Dépôt Minéral et Altération Hydrothermale

Les gaz émis par les fumerolles sont riches en minéraux dissous. À mesure que les gaz chauds émergent et refroidissent au contact de l’air, ces minéraux précipitent, incrustant l’évent de dépôts colorés spectaculaires.

  • Soufre Natif : Les cristaux de soufre jaune vif sont le dépôt le plus courant et le plus visible, formant parfois d’épaisses croûtes autour des bouches actives.
  • Sulfates : Des minéraux comme le gypse, l’alunite et la jarosite forment des croûtes colorées blanches, orange ou rouge rouille.
  • Sulfures : La galène (sulfure de plomb) et la pyrite (sulfure de fer) peuvent se déposer dans les zones plus chaudes.

Ce processus d’altération de la roche par des gaz acides est appelé altération fumerolienne ou altération argileuse acide. Au fil du temps, il transforme la roche dure en argile molle (kaolinite, alunite), affaiblissant structurellement les parois des volcans et contribuant au risque d’effondrements sectoriels.

Solfatares et Mofettes

Les géologues classent parfois les fumerolles selon leur chimie dominante :

  • Solfatare : Une fumerolle qui émet principalement des gaz sulfureux (SO₂ et H₂S). Le terme vient de la Solfatara di Pozzuoli en Italie, un cratère de la caldeira des Champs Phlégréens près de Naples, qui est actif depuis l’Antiquité et où les Romains croyaient voir la porte de l’Enfer.
  • Mofette : Une fumerolle qui émet principalement du dioxyde de carbone (CO₂). On les trouve souvent dans des zones volcaniques dormantes où le magma refroidit et dégaze lentement. La Mofetta di Latera en Italie ou les mofettes du massif Central en France en sont des exemples. Leur danger silencieux a causé la mort de nombreux animaux et quelques humains qui se sont attardés dans des dépressions sans ventilation.

Indicateurs d’Activité Volcanique

Les fumerolles sont des outils de surveillance vitaux pour les volcanologues.

  • Changements de Température : Une augmentation soudaine de la température des fumerolles peut indiquer que le magma monte ou que le système hydrothermal est pressurisé.
  • Changements Chimiques : Un changement dans le rapport des gaz — en particulier une augmentation du rapport SO₂/H₂S ou SO₂/CO₂ — peut signaler une nouvelle injection de magma frais, car le SO₂ est caractéristique des gaz magmatiques de haute température, tandis que le H₂S provient de processus à plus basse température.
  • Augmentation du Débit : Une multiplication des émissions ou l’apparition de nouvelles fumerolles là où il n’y en avait pas peut précéder une reprise d’activité.

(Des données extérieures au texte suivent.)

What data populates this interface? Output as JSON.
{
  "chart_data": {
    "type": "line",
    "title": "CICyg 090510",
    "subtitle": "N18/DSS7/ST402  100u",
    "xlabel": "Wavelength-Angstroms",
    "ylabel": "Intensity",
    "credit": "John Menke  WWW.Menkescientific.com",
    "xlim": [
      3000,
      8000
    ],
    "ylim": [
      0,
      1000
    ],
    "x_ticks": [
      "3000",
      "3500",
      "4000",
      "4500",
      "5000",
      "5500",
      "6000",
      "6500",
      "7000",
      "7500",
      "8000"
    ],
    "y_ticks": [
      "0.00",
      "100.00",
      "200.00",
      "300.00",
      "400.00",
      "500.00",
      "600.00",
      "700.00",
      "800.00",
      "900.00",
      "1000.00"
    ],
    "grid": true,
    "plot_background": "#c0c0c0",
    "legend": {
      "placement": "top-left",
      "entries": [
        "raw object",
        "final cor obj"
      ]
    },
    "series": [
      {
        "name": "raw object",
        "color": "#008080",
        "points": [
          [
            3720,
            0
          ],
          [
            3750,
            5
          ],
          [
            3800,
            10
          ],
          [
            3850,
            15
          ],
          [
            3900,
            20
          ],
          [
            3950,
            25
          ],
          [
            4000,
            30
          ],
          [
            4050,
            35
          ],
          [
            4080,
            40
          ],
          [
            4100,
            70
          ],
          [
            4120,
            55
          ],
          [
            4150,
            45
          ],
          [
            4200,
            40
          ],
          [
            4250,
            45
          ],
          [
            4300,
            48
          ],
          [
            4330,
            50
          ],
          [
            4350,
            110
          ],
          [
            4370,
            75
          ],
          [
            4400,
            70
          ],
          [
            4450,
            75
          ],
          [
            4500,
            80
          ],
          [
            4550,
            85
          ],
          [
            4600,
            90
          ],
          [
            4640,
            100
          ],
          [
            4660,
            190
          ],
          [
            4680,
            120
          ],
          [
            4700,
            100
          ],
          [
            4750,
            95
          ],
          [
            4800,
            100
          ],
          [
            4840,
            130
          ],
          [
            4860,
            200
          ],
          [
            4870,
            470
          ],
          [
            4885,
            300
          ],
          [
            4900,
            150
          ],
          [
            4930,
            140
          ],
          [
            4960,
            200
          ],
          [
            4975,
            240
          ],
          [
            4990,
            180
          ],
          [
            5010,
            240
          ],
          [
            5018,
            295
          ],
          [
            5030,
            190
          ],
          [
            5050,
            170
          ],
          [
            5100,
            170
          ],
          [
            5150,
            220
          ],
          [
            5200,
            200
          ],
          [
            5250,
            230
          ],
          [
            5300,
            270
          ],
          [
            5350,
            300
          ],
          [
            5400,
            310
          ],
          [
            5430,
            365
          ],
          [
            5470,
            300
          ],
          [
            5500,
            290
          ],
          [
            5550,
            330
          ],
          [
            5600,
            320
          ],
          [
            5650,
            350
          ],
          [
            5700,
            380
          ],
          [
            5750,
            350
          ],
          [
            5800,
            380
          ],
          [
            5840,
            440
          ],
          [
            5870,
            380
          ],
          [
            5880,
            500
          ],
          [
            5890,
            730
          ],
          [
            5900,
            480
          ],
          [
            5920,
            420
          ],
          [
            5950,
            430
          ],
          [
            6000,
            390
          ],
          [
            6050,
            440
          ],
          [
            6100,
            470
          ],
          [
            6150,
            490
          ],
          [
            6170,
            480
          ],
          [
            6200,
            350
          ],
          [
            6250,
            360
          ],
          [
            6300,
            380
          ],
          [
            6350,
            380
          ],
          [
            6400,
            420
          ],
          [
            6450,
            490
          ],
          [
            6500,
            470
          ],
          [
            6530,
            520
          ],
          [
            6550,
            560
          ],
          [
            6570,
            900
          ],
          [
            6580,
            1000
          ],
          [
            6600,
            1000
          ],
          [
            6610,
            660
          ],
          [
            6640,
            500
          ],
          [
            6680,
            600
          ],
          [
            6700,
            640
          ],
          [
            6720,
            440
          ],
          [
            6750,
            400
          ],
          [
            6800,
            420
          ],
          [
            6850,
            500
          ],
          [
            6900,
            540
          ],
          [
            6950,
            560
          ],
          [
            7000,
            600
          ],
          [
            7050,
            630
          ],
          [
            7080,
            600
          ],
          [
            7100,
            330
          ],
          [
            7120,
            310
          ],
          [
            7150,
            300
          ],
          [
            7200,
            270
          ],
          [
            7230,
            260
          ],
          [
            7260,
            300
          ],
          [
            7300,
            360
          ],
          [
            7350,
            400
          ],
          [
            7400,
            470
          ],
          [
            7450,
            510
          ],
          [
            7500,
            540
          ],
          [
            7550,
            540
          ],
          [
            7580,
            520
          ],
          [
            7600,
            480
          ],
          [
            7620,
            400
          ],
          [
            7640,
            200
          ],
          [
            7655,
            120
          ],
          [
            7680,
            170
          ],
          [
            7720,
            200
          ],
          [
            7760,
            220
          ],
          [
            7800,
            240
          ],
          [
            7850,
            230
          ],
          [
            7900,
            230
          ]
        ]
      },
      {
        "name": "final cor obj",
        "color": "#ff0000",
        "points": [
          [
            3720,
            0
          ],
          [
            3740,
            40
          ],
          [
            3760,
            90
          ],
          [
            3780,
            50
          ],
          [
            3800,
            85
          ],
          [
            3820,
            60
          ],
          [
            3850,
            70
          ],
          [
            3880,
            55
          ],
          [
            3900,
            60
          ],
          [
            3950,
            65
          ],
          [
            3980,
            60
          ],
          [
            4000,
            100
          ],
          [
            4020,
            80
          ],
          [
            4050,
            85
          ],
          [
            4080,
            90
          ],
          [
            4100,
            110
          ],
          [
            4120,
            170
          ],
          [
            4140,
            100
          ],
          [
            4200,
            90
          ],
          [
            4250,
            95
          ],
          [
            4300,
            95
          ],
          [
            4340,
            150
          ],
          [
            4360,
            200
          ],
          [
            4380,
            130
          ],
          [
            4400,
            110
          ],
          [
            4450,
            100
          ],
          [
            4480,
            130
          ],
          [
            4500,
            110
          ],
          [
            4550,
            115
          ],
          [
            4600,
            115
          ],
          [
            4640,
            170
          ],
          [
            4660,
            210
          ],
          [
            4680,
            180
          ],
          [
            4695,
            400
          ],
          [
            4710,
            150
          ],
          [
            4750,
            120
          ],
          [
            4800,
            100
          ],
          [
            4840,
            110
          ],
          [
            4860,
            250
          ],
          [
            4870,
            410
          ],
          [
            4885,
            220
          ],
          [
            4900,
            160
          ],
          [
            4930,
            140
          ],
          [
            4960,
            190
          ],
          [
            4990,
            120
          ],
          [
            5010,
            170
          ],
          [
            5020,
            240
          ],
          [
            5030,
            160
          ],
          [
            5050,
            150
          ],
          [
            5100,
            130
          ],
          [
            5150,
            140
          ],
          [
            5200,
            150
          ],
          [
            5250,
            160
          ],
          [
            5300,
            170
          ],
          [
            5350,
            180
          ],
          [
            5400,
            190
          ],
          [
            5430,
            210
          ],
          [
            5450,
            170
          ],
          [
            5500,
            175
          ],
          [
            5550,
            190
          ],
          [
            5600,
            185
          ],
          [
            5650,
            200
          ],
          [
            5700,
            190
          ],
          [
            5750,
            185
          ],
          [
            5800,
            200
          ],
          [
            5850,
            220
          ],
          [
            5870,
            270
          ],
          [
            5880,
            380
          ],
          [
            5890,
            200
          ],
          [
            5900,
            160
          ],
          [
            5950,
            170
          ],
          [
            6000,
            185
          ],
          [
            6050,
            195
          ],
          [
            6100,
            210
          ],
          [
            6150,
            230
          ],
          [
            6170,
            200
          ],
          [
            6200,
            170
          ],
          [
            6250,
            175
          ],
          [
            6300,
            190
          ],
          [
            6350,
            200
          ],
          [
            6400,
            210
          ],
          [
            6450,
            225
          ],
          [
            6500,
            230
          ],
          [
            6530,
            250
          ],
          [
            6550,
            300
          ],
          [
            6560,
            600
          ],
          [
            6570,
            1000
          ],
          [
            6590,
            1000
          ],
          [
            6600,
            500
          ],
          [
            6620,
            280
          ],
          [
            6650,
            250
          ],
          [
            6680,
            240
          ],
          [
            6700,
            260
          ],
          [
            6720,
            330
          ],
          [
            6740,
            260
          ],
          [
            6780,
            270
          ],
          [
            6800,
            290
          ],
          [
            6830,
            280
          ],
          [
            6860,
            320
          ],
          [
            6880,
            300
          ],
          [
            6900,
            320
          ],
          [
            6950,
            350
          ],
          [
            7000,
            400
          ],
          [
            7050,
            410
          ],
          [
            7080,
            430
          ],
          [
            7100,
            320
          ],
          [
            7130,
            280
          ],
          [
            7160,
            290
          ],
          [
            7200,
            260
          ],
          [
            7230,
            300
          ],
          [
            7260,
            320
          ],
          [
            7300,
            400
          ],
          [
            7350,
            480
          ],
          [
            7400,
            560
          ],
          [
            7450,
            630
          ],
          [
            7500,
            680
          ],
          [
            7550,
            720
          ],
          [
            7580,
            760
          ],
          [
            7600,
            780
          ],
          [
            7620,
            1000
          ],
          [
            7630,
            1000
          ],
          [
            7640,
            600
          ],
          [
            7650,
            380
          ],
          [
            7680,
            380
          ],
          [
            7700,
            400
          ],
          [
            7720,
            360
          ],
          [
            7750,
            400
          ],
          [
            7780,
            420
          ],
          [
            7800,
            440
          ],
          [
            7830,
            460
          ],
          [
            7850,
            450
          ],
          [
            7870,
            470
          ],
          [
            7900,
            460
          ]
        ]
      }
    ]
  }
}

La surveillance continue des fumerolles du Mont St. Helens dans les mois précédant l’éruption de 1980 avait montré une augmentation notable des températures et des changements de chimie, contribuant à l’alerte précoce qui a sauvé de nombreuses vies.

Importance Économique et Écologique

  • Énergie Géothermique : Les champs de fumerolles sont des cibles de choix pour les centrales géothermiques, qui exploitent la vapeur pour entraîner des turbines. Le champ géothermique de The Geysers en Californie, le plus grand du monde, produit suffisamment d’électricité pour alimenter une ville de 900 000 habitants grâce à la vapeur naturelle issue du sous-sol.
  • Gisements Minéraux : Les fumerolles sous-marines (évents hydrothermaux ou « fumeurs noirs ») au fond des océans déposent des sulfures métalliques riches en cuivre, zinc, or et argent. Ces gisements représentent une ressource potentielle pour l’exploitation minière en eaux profondes.
  • Extrêmophiles : L’environnement chaud et acide autour des fumerolles abrite des formes de vie microbiennes uniques connues sous le nom d’extrêmophiles — archées thermoacidophiles qui survivent à des températures supérieures à 80 °C et à des pH aussi bas que 1. L’enzyme Taq polymérase, extraite de Thermus aquaticus (une bactérie vivant dans les sources chaudes de Yellowstone), est fondamentale pour la technique PCR utilisée dans les laboratoires du monde entier.